Despite the differences in CHD risk profile between the glucose-intolerant groups, the incidence of CHD events was not significantly different. Our inability to demonstrate a significant difference in CHD events was probably attributable to the modest number of events during the follow-up period and the relatively young average age of the population. The differences in CHD risk factors will probably translate into differences in outcomes with further follow-up.

Some, but not all, cross-sectional studies have suggested differences in other atherogenic traits between IGT and IFG. Elevated C-reactive protein (CRP) levels have been demonstrated in individuals with newly diagnosed type 2 diabetes and IGT (22), but not with IFG (23). A direct comparison of CRP levels in association with postchallenge glycemia versus fasting glycemia has demonstrated a greater association between CRP and postchallenge glycemia (24). On the other hand, a recent study by Hanefeld et al. (25) did not demonstrate any differences in lipid (other than free fatty acid) or blood pressure levels between IFG and IGT, with both categories being defined using the 1997 ADA criteria (1).

The BLSA is a unique cohort in that subjects are being followed longitudinally with biannual examinations, including repeated OGTTs and assessment of CHD risk factors, some for as long as 30 years. This enables us to track changes in both glucose homeostasis and CHD risk over time; we could also eliminate subjects who developed diabetes and examine the course of IGT and IFG in the absence of diabetes. However, the BLSA is not without limitations. A variable dosage of glucose (graded according to body surface area) was used to assess glucose tolerance in these individuals. In addition, we defined the categories of glucose homeostasis based on the results of a single OGTT at baseline or during follow-up, which might overestimate the prevalence of abnormal glucose homeostasis in the cohort. Although the BLSA glucose testing results may not be strictly comparable with the results of other studies, neither of the factors noted above should affect the comparison of NGT, IFG, and IGT within the current study.

The differences between IGT and IFG with regard to CVD risk may have major clinical implications. The use of the current ADA recommended approach to screen for diabetes will miss those individuals with isolated IGT and will not discriminate those with isolated IFG from those with IFG + IGT, the latter of whom are at higher risk for CHD. The most recent change in ADA diagnostic criteria for IFG, in which the threshold for IFG was lowered to 5.55 mmol/l (100 mg/dl) (14), still misses the increased CHD risk associated with IGT, as IGT will be undetected if OGTTs continue to be discouraged.

Our findings are of relevance not only in terms of screening strategies for diabetes and pre-diabetes categories, such as IFG and IGT, but also in terms of primary prevention of CHD in these individuals.
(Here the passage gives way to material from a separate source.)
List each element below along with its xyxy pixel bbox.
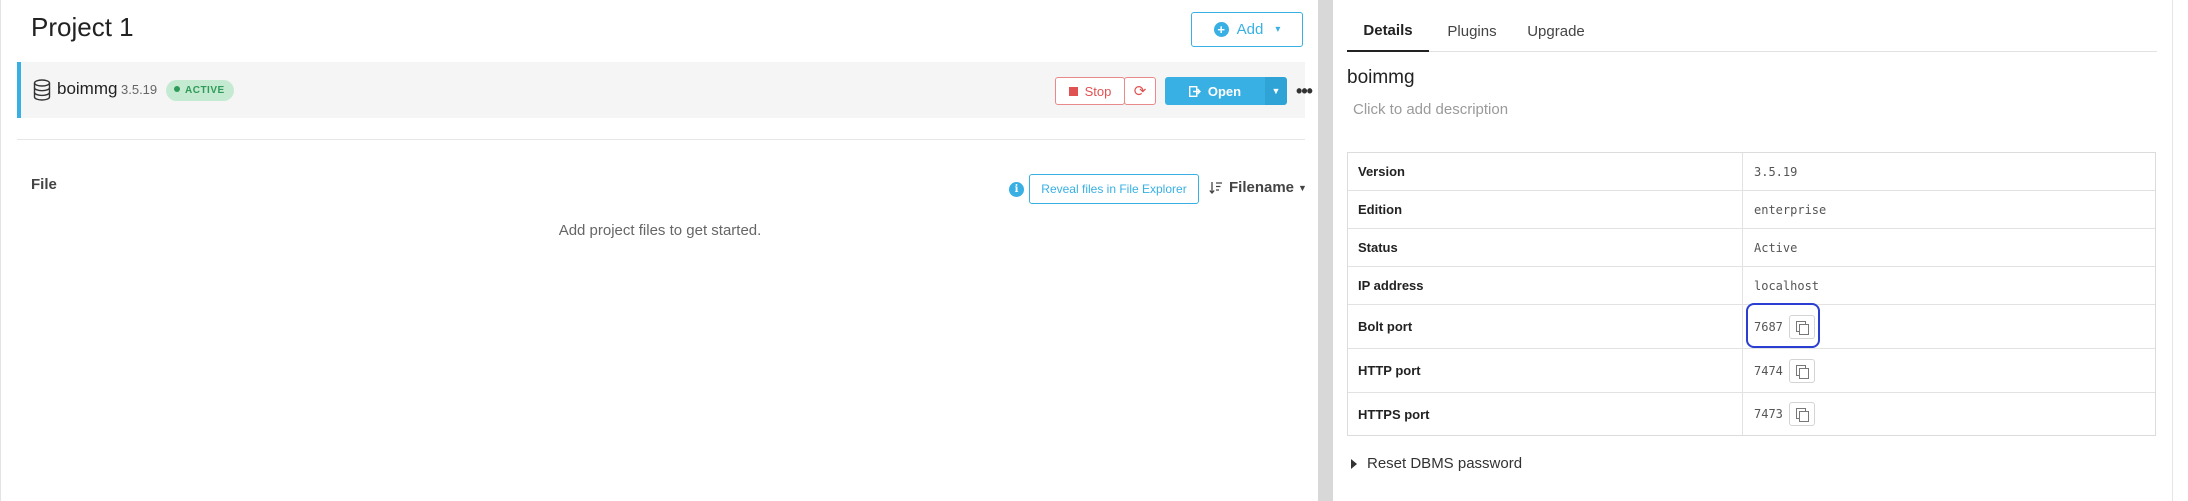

Currently, diabetes is considered a CHD risk equivalent (17), and individuals with diabetes and pre-diabetes are aggressively targeted with strategies to lower CHD risk. In this regard, because IFG per se does not appear to be associated with increased CHD risk factor levels, it may be that individuals with isolated IFG need no longer be considered at greater risk for CHD than those with NGT. Further long-term follow-up is needed to determine if this difference in baseline CHD risk factor levels will translate to a difference in CHD end points.
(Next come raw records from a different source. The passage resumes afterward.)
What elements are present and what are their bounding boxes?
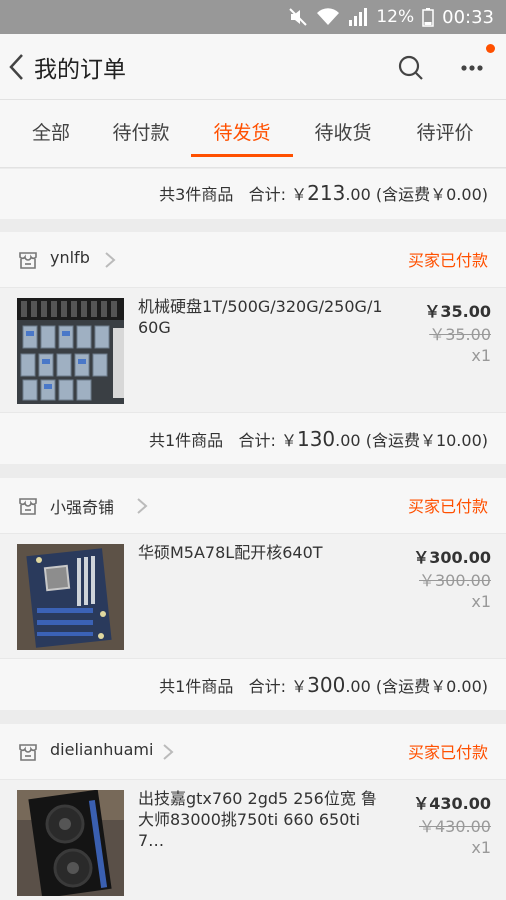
summary-shipping: (含运费￥0.00) — [375, 185, 488, 204]
overall-summary: 共3件商品 合计: ￥213.00 (含运费￥0.00) — [0, 169, 506, 219]
item-quantity: x1 — [471, 592, 491, 611]
battery-percent: 12% — [376, 7, 415, 27]
order-status: 买家已付款 — [407, 497, 488, 516]
order-shipping: (含运费￥0.00) — [375, 677, 488, 696]
item-title[interactable]: 出技嘉gtx760 2gd5 256位宽 鲁大师83000挑750ti 660 … — [138, 788, 384, 851]
order-card[interactable]: dielianhuami 买家已付款 出技嘉gtx760 2gd5 256位宽 … — [0, 724, 506, 900]
order-card[interactable]: 小强奇铺 买家已付款 华硕M5A78L配开核640T ￥300.00 ￥300.… — [0, 478, 506, 710]
item-price: ￥35.00 — [424, 302, 491, 321]
shop-header[interactable]: dielianhuami 买家已付款 — [0, 724, 506, 780]
chevron-right-icon — [162, 743, 174, 761]
item-title[interactable]: 华硕M5A78L配开核640T — [138, 542, 384, 563]
summary-total: 213 — [307, 181, 346, 205]
shop-header[interactable]: ynlfb 买家已付款 — [0, 232, 506, 288]
order-status: 买家已付款 — [407, 251, 488, 270]
store-icon — [18, 742, 38, 762]
order-total: 130 — [296, 427, 336, 451]
battery-icon — [422, 7, 434, 27]
summary-count: 共3件商品 — [159, 185, 234, 204]
item-original-price: ￥300.00 — [419, 571, 491, 590]
item-title[interactable]: 机械硬盘1T/500G/320G/250G/160G — [138, 296, 384, 338]
order-shipping: (含运费￥10.00) — [365, 431, 488, 450]
item-quantity: x1 — [471, 346, 491, 365]
summary-total-decimal: .00 — [345, 185, 371, 204]
chevron-right-icon — [136, 497, 148, 515]
page-title: 我的订单 — [34, 57, 126, 83]
order-currency: ￥ — [291, 677, 308, 696]
item-price: ￥430.00 — [413, 794, 491, 813]
wifi-icon — [316, 7, 340, 27]
item-quantity: x1 — [471, 838, 491, 857]
product-image-graphics-card[interactable] — [17, 790, 124, 896]
order-total: 300 — [307, 673, 346, 697]
tab-pending-shipment[interactable]: 待发货 — [191, 118, 293, 145]
store-icon — [18, 250, 38, 270]
shop-header[interactable]: 小强奇铺 买家已付款 — [0, 478, 506, 534]
order-count: 共1件商品 — [149, 431, 224, 450]
signal-icon — [348, 7, 368, 27]
store-icon — [18, 496, 38, 516]
shop-name[interactable]: dielianhuami — [50, 740, 153, 759]
order-card[interactable]: ynlfb 买家已付款 机械硬盘1T/500G/320G/250G/160G ￥… — [0, 232, 506, 464]
active-tab-indicator — [191, 154, 293, 157]
tab-all[interactable]: 全部 — [0, 118, 102, 145]
shop-name[interactable]: 小强奇铺 — [50, 494, 114, 518]
mute-icon — [288, 7, 308, 27]
order-count: 共1件商品 — [159, 677, 234, 696]
status-bar: 12% 00:33 — [0, 0, 506, 34]
tab-pending-payment[interactable]: 待付款 — [90, 118, 192, 145]
item-price: ￥300.00 — [413, 548, 491, 567]
order-status: 买家已付款 — [407, 743, 488, 762]
item-original-price: ￥430.00 — [419, 817, 491, 836]
order-total-decimal: .00 — [345, 677, 371, 696]
shop-name[interactable]: ynlfb — [50, 248, 90, 267]
item-row[interactable]: 出技嘉gtx760 2gd5 256位宽 鲁大师83000挑750ti 660 … — [0, 780, 506, 900]
order-tabs: 全部 待付款 待发货 待收货 待评价 — [0, 100, 506, 168]
order-total-label: 合计: — [238, 431, 276, 450]
more-icon[interactable] — [458, 58, 488, 78]
notification-dot — [486, 44, 495, 53]
tab-pending-review[interactable]: 待评价 — [394, 118, 496, 145]
back-icon[interactable] — [6, 52, 28, 82]
search-icon[interactable] — [397, 54, 425, 82]
clock: 00:33 — [442, 6, 494, 28]
summary-currency: ￥ — [291, 185, 308, 204]
tab-pending-receipt[interactable]: 待收货 — [292, 118, 394, 145]
order-summary: 共1件商品 合计: ￥300.00 (含运费￥0.00) — [0, 658, 506, 710]
nav-bar: 我的订单 — [0, 34, 506, 100]
item-row[interactable]: 华硕M5A78L配开核640T ￥300.00 ￥300.00 x1 — [0, 534, 506, 658]
product-image-hard-drives[interactable] — [17, 298, 124, 404]
product-image-motherboard[interactable] — [17, 544, 124, 650]
item-row[interactable]: 机械硬盘1T/500G/320G/250G/160G ￥35.00 ￥35.00… — [0, 288, 506, 412]
item-original-price: ￥35.00 — [429, 325, 491, 344]
chevron-right-icon — [104, 251, 116, 269]
summary-total-label: 合计: — [248, 185, 287, 204]
order-total-decimal: .00 — [335, 431, 361, 450]
order-summary: 共1件商品 合计: ￥130.00 (含运费￥10.00) — [0, 412, 506, 464]
order-total-label: 合计: — [248, 677, 287, 696]
order-currency: ￥ — [280, 431, 297, 450]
In summary, we have shown that IGT, compared with NGT or isolated IFG, is associated with elevated baseline CHD risk factors, even when IFG is redefined with a lower fasting glucose threshold to create a similar baseline prevalence as IGT and similar rates of progression to diabetes. The CHD risk profile associated with IFG is not statistically different from that associated with NGT. Thus individuals with IGT should be more aggressively targeted with strategies to lower CHD risk than those with IFG.